Schon früher hatte er Lehren immer auch als einen zutiefst kreativen Akt entworfen,
der vom genauen Beobachten, vom sensiblen Wahrnehmen und vom spielerischen
Neuordnen lebte. Das wurde nun intensiviert. Vielleicht war es dieser ästhetische
Blick, der ihn während seiner Tagungsbesuche auch dazu veranlasste, Porträts von
Personen anzufertigen, deren Vorträgen er beiwohnte. So entstanden kleine, präzise
Momentaufnahmen, die ebenso vom genauen Hinsehen wie vom Gespür für
Charakter lebten. Sein künstlerischer Blick zeigte sich zudem in seiner Vorliebe für
Fundstücke: Muscheln, Treibholz, angeschwemmte Flaschen. Schulze arrangierte
sie neu, kombinierte sie zu kleinen Kunstwerken und fotografierte sie.
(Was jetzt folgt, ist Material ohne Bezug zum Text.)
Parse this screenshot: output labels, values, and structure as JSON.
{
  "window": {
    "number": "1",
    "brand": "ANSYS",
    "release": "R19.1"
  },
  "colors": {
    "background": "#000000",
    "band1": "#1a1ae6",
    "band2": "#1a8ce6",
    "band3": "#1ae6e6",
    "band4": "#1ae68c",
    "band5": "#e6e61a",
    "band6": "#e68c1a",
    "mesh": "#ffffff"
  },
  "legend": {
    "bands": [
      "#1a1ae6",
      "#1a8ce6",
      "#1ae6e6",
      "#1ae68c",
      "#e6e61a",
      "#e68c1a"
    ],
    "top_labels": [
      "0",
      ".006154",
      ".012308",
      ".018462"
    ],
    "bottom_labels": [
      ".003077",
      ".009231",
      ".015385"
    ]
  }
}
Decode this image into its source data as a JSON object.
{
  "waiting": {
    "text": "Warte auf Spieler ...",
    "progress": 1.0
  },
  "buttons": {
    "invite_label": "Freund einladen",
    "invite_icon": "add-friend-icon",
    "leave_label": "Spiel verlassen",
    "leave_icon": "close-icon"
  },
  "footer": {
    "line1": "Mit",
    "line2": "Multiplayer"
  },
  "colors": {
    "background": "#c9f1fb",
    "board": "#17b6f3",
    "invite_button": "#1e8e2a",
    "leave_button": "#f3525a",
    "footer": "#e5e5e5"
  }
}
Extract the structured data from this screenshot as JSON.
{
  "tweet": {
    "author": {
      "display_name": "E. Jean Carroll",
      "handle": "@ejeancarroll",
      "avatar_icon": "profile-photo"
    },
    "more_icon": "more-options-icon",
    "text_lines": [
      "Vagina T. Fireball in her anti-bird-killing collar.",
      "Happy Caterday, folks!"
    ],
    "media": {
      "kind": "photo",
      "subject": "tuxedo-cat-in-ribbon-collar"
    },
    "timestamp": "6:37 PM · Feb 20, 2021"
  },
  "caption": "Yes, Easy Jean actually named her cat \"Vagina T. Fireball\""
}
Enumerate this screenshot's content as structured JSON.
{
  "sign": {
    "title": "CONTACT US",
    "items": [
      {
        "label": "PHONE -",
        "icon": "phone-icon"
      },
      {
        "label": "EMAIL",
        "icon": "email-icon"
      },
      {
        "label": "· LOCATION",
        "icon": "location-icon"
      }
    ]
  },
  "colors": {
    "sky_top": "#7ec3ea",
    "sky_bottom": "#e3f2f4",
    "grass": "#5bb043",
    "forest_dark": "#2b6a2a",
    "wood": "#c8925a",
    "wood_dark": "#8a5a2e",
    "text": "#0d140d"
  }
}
Wer von ihm
zum Beispiel einen Aufsatz per Briefpost zugesandt bekam, fand zumeist eine
persönlich ausgewählte Postkarte mit einem solchen Motiv beigelegt. Als Schulze im
Jahr 2006 für sein Lebenswerk den Ernst-Christian-Trapp-Preis der DGfE erhielt,
kam auch die Laudatorin Margret Kraul hierauf zu sprechen und würdigte diesen
künstlerischen Zugang zu Lebensgeschichten und Lebenswelten insgesamt.
Noch in seinen letzten Lebensjahren blieb Theodor Schulze eng mit der Erziehungswissenschaft verbunden. Für den Jubiläumsband der Kommission Qualitative Bildungs- und Biographieforschung steuerte er ein umfangreiches Interview bei, in dem er Stationen der Biographieforschung zusammen mit seiner eigenen Lebensgeschichte reflektierte. Zuletzt war er bei der 50-Jahrfeier der Laborschule in Bielefeld zugegen. Sein unermüdliches Bestreben, auch im hohen Alter den Anschluss an aktuelle wissenschaftliche Entwicklungen zu halten und für eine Forschungslogik einzutreten, die dem individuell Allgemeinen eine eigene Dignität zuerkennt, war eindrucksvoll und zugleich ein bewegendes Zeichen seines fortwährenden Engagements, das ihn auch dazu brachte, sich in disziplinär brisante Diskussionen einzubringen – u.a. auch in Verteidigung der Reformpädagogik.
Seine Frau Dorothee, mit der ihn eine über sechzigjährige Lebens- und Denkgemeinschaft verband, ist ihm bereits vor ein paar Jahren vorausgegangen, was für Theodor Schulze ein überaus schmerzhafter Verlust war. Nun hinterlässt er selbst Kinder, Enkel und Urenkelinnen, viele Weggefährtinnen und Weggefährten sowie eine Disziplin, die durch ihn gelernt hat, genauer auf die Lebens- und Lerngeschichten zu schauen, und sich den Einzelnen zuzuwenden. Mit ihm verliert die deutschsprachige Erziehungswissenschaft einen ihrer anregendsten und für biographisches Forschen nachhaltig wirkenden Denker – einen, der die Menschen nie aus dem Blick verlor und das Lernen, nicht das Belehren, ins Zentrum stellte. Er fehlt schon jetzt als ein kluger, ideenreicher Erzähler mit einem nahezu unerschöpflichen Wissen über Tagebücher, Memoiren, Briefe und andere biographische Zeugnisse, aus denen er Lebenswege und Werdegänge lebendig werden ließ. Seine Verdienste für die Biographieforschung wirken fort, und die DGfE wird ihm ein bleibendes Andenken bewahren.